Walls For Tolerance?

Walls For Tolerance?

By Raymond Shipley

The year 2016 is drawing to a close, and with it one of the most volatile years in recent history. With Brexit, Trump and Italy's PM resigning, globalism seems to have taken a major hit. On top of this, terrorism has been a constant for those inviting Muslim refugees into their nations. So, what lessons has 2016 taught us?

Unfortunate for the Left, this past year seems to have failed as a wake up call to change unpopular and detrimental policies. Such will spell the end for a people and culture that has thrived since time immemorial; however, rather than rethink globalism and its effects on Western culture, there has instead been a doubling down. It is unlikely the inheritors of such greatness will go down without a fight, despite the recent suicidal altruism that has permeated these past decades.

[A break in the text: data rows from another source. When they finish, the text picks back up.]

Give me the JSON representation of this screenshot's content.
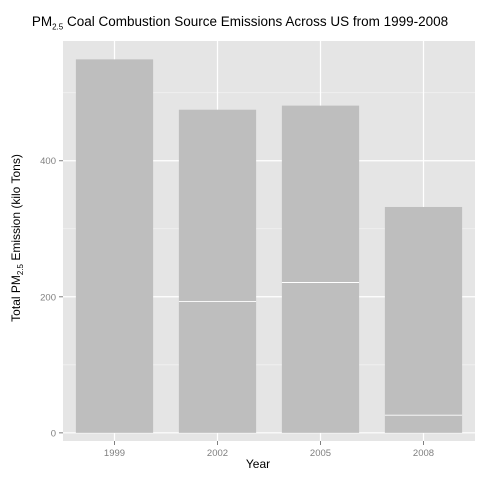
{
  "chart_data": {
    "type": "bar",
    "title_prefix": "PM",
    "title_subscript": "2.5",
    "title_suffix": " Coal Combustion Source Emissions Across US from 1999-2008",
    "xlabel": "Year",
    "ylabel_prefix": "Total PM",
    "ylabel_subscript": "2.5",
    "ylabel_suffix": " Emission (kilo Tons)",
    "categories": [
      "1999",
      "2002",
      "2005",
      "2008"
    ],
    "values": [
      549,
      475,
      481,
      332
    ],
    "segment_boundaries": [
      [],
      [
        193
      ],
      [
        221
      ],
      [
        26
      ]
    ],
    "ylim": [
      -12,
      576
    ],
    "yticks": [
      0,
      200,
      400
    ],
    "grid": true,
    "colors": {
      "panel": "#e5e5e5",
      "grid_major": "#ffffff",
      "grid_minor": "#f2f2f2",
      "bar": "#bebebe",
      "tick_text": "#7f7f7f"
    }
  }
}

And what of the lessons learned through death at the hands of Islamic terrorism? Is there now a push to stop the influx of migrants and refugees? Hardly. Apparently the deaths of individuals and Western culture itself is the price they are willing to pay. Again, the likelihood this doesn't coalesce into a nationalist uprising is minute, and in many ways it has already begun.

The United Kingdom, at least, now seems to have the solution to the terrorism problem. According to the Sun, London now has plans for a wall and security check-points that will cost roughly £5 million. Yes, rather than reverse the policies that have caused the problem, the UK is willing to fork out £5 million. Of course, what amounts to millions spent taking care of today's problems will inevitably be much more soon enough. It is, apparently, expensive to be so tolerant.

When will we learn from our mistakes? When will the People take it upon themselves to do that which their governments refuse? Time will tell, but history has shown that such policies of altruism have never produced positive results. Time for some real resolutions for the new year.